Babbino, babbino, mi avete già perdonato, vero? La Quaresima è il tempo dell’esperienza del digiuno e del buio. Che bisogno c’è di proporla agli uomini, vien da domandare.

La prima delle 101 storie Zen – i buddisti non conoscono la quaresima, ma non importa – racconta di un professore che si presentò ad un monaco chiedendo che gli insegnasse lo zen.

Nan-in, il monaco, servì il tè, continuando a versarlo fino a quando il professore, vedendo traboccare il liquido dalla tazza, gli fece cenno di fermarsi: «È ricolma. Non ce n’entra più!»
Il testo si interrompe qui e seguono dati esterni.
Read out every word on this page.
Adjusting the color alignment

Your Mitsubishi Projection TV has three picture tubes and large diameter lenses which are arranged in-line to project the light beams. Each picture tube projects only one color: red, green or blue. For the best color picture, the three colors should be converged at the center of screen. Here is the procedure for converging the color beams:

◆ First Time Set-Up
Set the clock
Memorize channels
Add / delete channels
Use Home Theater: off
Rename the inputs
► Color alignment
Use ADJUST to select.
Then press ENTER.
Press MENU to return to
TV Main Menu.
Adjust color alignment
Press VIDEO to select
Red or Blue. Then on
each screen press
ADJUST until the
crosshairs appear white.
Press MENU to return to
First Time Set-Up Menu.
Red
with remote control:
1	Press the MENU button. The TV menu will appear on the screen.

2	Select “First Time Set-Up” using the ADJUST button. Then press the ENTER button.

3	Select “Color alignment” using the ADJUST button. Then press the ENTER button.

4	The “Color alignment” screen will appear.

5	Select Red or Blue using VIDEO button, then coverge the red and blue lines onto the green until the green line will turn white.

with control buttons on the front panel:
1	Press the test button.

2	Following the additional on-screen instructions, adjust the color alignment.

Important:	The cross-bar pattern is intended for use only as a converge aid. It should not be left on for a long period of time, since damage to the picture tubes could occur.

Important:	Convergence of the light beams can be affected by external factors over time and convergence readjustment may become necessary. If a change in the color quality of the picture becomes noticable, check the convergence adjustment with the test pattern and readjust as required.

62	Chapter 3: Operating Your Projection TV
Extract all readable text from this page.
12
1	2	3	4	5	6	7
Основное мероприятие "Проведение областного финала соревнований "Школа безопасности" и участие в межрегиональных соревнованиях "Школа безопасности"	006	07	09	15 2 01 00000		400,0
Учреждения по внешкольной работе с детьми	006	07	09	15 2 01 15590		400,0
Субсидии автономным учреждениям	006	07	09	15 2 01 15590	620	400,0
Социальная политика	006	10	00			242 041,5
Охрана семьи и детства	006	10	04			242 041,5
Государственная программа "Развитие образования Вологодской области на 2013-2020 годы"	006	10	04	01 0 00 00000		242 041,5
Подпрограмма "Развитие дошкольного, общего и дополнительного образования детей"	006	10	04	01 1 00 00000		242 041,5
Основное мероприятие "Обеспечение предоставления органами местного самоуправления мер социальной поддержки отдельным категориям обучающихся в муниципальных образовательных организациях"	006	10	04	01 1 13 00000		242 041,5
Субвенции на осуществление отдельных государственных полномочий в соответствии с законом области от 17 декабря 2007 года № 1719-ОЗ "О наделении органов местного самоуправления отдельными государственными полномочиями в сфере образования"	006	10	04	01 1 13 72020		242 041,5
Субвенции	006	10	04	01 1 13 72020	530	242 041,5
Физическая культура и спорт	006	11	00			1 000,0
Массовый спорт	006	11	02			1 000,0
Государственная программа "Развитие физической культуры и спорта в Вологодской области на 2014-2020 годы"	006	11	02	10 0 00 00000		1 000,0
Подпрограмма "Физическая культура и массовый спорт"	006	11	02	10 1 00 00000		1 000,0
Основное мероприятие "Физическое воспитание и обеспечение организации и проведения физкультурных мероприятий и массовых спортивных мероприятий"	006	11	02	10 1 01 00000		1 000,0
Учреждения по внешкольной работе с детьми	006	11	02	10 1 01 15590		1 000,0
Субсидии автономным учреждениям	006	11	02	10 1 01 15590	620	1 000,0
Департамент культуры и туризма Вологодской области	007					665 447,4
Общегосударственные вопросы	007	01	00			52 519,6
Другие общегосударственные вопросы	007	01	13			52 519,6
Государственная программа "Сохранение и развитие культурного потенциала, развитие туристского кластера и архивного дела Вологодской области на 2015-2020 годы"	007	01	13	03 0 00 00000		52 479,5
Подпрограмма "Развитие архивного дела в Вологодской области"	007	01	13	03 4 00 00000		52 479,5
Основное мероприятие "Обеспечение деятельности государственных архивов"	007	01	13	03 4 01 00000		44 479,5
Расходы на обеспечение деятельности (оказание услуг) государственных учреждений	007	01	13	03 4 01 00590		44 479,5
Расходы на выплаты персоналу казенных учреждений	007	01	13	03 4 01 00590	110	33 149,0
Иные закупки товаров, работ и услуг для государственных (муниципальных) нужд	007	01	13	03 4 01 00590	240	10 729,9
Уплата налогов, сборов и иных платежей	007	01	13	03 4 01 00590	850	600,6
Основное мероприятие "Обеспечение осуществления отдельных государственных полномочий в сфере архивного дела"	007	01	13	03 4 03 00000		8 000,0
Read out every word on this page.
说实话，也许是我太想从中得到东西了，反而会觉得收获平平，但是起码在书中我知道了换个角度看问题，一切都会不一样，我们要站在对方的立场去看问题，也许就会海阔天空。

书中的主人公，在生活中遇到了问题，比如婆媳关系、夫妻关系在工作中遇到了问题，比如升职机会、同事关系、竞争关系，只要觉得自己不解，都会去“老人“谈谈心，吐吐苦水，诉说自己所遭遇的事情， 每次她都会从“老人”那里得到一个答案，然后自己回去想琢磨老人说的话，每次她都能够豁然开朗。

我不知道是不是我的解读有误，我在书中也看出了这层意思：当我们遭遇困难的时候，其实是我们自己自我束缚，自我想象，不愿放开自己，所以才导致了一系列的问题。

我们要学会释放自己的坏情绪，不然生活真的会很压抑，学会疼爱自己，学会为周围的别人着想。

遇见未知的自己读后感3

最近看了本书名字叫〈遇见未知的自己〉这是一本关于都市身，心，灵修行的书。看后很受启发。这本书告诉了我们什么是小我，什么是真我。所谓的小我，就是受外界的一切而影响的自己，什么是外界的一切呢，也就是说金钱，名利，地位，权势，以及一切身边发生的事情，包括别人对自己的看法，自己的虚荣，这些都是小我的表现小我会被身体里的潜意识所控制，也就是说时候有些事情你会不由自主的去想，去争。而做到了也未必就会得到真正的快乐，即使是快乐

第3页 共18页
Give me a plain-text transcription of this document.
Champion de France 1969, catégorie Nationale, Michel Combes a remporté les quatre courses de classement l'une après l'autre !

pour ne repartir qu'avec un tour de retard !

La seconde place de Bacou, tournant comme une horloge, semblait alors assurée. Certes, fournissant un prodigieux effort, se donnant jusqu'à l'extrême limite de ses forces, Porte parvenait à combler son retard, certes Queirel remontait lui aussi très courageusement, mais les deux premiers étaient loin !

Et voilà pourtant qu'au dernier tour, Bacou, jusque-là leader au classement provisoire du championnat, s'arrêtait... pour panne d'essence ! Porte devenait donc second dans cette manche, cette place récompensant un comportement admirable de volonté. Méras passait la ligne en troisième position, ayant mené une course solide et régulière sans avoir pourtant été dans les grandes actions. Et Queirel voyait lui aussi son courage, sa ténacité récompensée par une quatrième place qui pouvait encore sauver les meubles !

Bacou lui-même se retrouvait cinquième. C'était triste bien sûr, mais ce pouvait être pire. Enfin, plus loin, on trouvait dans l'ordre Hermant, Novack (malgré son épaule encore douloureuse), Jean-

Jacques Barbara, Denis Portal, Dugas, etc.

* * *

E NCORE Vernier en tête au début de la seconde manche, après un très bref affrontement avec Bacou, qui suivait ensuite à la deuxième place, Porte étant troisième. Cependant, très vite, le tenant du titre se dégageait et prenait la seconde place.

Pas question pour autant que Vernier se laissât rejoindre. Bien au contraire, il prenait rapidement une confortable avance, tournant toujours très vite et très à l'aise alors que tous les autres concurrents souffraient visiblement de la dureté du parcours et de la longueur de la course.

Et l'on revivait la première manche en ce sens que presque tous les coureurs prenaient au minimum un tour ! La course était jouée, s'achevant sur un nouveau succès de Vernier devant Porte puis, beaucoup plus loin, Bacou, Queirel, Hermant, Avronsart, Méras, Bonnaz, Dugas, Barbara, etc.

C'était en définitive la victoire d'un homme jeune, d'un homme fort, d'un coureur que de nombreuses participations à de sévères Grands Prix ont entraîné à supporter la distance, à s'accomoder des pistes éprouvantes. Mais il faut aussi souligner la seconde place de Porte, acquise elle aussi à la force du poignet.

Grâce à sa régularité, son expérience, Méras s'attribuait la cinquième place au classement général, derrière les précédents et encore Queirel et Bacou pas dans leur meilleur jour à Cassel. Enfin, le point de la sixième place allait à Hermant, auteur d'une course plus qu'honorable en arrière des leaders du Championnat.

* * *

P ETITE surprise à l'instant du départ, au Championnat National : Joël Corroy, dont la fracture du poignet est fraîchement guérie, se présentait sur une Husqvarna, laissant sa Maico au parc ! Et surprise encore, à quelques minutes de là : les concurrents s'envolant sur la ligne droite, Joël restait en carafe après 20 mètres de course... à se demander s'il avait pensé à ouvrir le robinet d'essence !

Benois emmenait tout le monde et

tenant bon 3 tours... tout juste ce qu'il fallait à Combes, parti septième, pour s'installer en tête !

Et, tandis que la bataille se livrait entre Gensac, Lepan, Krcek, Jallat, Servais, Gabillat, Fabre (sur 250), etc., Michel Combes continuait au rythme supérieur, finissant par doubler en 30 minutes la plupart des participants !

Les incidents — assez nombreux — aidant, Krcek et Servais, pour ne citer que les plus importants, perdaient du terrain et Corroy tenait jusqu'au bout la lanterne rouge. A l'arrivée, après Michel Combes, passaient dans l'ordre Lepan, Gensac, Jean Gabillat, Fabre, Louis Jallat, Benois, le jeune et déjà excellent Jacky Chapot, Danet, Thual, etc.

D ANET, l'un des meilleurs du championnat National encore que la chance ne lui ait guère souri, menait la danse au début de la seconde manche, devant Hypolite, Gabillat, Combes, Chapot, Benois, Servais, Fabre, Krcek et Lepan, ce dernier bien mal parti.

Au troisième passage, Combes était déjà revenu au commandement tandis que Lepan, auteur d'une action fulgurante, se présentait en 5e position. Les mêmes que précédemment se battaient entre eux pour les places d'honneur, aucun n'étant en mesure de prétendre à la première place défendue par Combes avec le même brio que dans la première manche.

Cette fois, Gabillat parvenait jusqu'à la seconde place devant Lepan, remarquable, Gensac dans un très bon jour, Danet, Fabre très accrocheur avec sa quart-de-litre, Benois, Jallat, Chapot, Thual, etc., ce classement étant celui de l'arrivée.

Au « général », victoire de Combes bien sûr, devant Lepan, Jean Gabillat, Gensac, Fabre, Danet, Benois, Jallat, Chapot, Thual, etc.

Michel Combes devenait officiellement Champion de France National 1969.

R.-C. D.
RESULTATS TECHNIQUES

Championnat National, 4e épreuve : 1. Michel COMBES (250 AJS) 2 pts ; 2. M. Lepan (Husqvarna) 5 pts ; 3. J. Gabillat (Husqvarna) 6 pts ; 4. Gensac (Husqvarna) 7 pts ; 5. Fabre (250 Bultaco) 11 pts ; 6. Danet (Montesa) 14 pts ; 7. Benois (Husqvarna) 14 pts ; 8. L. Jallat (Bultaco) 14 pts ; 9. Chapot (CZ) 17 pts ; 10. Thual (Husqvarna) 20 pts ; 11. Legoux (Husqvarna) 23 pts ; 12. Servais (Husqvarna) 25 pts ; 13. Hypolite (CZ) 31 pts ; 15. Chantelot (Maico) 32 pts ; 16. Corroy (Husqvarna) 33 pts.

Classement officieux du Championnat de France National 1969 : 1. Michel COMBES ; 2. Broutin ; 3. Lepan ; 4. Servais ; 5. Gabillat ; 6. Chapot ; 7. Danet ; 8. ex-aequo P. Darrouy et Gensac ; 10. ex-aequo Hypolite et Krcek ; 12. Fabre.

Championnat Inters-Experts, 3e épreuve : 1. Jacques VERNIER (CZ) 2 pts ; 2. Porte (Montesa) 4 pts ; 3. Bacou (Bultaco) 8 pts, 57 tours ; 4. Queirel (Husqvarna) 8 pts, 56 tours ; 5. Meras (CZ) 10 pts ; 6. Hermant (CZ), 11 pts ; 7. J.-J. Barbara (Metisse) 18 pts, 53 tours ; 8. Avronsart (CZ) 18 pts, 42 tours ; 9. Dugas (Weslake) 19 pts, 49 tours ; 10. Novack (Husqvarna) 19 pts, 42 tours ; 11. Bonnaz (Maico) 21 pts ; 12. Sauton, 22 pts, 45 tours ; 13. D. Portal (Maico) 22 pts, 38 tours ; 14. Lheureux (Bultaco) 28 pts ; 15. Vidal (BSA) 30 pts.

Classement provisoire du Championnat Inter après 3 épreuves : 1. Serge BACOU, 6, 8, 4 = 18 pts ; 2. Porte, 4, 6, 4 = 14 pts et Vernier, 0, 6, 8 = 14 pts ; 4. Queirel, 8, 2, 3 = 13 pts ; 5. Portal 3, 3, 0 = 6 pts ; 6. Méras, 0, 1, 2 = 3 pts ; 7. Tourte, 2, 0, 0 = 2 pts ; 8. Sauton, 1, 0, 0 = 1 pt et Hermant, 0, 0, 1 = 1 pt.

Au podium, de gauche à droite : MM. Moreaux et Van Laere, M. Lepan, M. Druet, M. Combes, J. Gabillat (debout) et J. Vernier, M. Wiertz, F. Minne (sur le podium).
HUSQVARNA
«Come questa tazza,» disse Nan-in «tu sei ricolmo delle tue opinioni e congetture. Come posso spiegarti lo Zen, se prima non vuoti la tua tazza?».

Il professore, con le sue opinioni e le sue congetture, è la versione buddista del Tonno. I grandi maestri sanno da sempre che avere la tazza piena delle nostre disperate sicurezze può indurci – nel migliore dei casi – a ritenere un vantaggio finire sott’acqua invece che sott’olio.

Meglio, dunque, rifare l’esperienza del vuoto che ci consentirà di gridare di nuovo, dal profondo del buio: «Aiuto! Aiuto! Oh povero me! Non c’è nessuno che venga a salvarmi?»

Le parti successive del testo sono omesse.